The composition of the 2026 Best Director field—with its mix of three-decade veterans, returning Oscar winners, and first-time nominees—suggests the Academy is moving away from narrative-based decisions. Rather than following a script (rewarding the overlooked veteran, elevating fresh voices, honoring returning champions), the Academy appears increasingly focused on the quality of the individual film and the clarity of the director’s vision. Anderson’s win, coming after repeated prior nominations, might suggest a sentimental choice, yet the decisive support he received from BAFTA and the DGA indicated genuine enthusiasm for his work rather than a sympathy narrative.

This approach suggests that future Best Director races will remain genuinely unpredictable. A veteran director returning to the category after years away can compete equally with first-timers. Emerging talent can earn nominations without necessarily being young or previously unknown. The Academy appears to be organizing itself around films and directorial accomplishment rather than career arcs, which ultimately serves cinema better than predetermined narratives about who “should” win.

Conclusion

The 2026 Best Director race was indeed a race featuring several veteran filmmakers—Paul Thomas Anderson and Chloé Zhao among the nominees, with Anderson claiming his historic first Oscar after 11 prior nominations and 30 years of filmmaking. Yet the race was equally a showcase for directorial newcomers to the Oscar category, including Josh Safdie, Joachim Trier, and Ryan Coogler. This composition revealed an Academy willing to honor longevity while remaining open to fresh voices, suggesting that the institution recognizes cinema as neither an exclusive club for established masters nor a space only for emerging talents, but rather a field large enough for both.

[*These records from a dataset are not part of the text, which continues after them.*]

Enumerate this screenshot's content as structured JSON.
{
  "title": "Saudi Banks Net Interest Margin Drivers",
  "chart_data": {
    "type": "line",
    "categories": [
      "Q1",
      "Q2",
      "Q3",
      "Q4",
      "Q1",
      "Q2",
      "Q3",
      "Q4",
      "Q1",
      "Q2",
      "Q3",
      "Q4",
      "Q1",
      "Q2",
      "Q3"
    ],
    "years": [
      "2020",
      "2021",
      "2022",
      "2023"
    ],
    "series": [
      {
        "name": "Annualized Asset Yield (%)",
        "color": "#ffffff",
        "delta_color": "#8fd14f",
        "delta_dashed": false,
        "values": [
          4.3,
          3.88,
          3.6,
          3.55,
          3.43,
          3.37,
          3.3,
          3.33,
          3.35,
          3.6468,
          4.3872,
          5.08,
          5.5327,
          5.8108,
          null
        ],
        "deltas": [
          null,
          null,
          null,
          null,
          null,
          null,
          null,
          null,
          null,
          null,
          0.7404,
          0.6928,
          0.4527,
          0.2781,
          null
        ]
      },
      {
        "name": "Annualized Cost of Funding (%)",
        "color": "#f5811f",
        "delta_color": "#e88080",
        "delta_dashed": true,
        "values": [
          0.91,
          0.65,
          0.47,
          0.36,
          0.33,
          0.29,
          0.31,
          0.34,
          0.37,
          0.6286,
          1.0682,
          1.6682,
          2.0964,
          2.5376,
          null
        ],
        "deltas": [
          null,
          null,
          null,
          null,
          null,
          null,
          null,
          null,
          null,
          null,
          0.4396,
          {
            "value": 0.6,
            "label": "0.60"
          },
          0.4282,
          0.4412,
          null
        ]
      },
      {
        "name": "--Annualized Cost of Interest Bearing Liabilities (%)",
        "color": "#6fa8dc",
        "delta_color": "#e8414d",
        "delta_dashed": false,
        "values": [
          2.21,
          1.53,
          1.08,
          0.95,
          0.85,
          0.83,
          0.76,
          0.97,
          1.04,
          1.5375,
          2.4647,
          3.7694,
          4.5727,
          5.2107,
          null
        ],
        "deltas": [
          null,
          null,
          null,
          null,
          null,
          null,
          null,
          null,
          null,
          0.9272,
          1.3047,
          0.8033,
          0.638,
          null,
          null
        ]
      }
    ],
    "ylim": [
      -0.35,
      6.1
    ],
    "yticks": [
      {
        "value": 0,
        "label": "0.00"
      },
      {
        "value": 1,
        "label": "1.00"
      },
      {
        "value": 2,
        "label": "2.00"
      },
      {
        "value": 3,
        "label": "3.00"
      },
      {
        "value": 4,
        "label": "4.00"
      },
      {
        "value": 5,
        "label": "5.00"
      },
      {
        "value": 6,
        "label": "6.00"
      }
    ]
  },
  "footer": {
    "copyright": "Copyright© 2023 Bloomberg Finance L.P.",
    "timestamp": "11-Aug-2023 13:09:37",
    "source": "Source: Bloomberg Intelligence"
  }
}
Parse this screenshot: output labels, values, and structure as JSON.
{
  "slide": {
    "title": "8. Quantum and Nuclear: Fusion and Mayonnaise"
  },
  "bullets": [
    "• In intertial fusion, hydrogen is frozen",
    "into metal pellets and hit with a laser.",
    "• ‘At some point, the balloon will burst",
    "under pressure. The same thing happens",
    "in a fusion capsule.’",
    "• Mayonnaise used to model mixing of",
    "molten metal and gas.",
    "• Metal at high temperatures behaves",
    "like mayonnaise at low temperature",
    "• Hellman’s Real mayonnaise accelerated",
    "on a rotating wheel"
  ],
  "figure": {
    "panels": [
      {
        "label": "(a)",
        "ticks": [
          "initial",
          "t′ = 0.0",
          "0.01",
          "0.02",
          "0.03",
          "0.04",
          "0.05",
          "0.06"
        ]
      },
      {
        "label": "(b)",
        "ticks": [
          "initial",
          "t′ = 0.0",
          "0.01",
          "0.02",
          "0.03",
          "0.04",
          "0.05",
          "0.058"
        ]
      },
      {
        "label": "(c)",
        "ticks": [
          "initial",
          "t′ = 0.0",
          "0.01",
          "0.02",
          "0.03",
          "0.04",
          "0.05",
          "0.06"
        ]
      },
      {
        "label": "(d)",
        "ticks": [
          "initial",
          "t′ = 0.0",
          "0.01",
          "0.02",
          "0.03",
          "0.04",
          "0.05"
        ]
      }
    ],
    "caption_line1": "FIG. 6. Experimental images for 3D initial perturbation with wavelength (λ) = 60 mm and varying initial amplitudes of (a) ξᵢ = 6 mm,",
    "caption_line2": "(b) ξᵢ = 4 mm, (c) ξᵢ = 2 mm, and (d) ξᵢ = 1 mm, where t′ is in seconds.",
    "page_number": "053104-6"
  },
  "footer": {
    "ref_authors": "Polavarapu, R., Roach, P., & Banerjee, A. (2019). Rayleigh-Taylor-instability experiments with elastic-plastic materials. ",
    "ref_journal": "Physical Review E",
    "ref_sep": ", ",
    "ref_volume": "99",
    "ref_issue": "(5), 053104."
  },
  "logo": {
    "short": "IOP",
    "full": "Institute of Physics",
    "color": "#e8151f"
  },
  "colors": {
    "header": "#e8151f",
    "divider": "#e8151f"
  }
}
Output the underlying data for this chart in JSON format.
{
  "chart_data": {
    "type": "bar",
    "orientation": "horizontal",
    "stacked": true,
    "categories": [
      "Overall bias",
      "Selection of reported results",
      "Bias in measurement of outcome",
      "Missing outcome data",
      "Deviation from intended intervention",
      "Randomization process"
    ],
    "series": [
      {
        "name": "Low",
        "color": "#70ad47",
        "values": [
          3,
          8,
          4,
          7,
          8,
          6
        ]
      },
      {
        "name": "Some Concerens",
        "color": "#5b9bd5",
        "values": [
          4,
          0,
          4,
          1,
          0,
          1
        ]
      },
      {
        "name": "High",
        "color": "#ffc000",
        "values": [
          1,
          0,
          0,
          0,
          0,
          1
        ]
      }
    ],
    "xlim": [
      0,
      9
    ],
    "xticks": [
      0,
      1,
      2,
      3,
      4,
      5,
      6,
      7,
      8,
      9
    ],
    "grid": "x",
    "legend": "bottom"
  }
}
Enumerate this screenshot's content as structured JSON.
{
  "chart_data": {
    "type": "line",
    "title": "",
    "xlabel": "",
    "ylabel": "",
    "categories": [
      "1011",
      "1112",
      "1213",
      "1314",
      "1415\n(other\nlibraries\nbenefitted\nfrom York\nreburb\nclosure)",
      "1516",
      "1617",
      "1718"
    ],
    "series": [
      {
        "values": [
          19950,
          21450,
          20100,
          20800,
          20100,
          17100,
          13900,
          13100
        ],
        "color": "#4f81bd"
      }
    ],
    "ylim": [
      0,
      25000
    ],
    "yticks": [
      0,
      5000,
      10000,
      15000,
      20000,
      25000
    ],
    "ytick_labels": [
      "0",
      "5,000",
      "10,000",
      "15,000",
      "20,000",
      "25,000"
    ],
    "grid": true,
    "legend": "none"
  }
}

Looking forward, the 2026 race establishes that Best Director voting will likely remain competitive and unpredictable. The precedent that Paul Thomas Anderson set—that persistence can pay off, that precursor awards matter, that a veteran’s career can be vindicated—may inspire other long-nominated directors to keep working. Simultaneously, the presence of Safdie, Trier, and Coogler as serious contenders signals that the Academy will continue to recognize bold new directorial visions. The future of the Best Director Oscar appears to be one where the quality of the individual film and the strength of the directorial vision matter more than whether the director is celebrated or seeking initial recognition.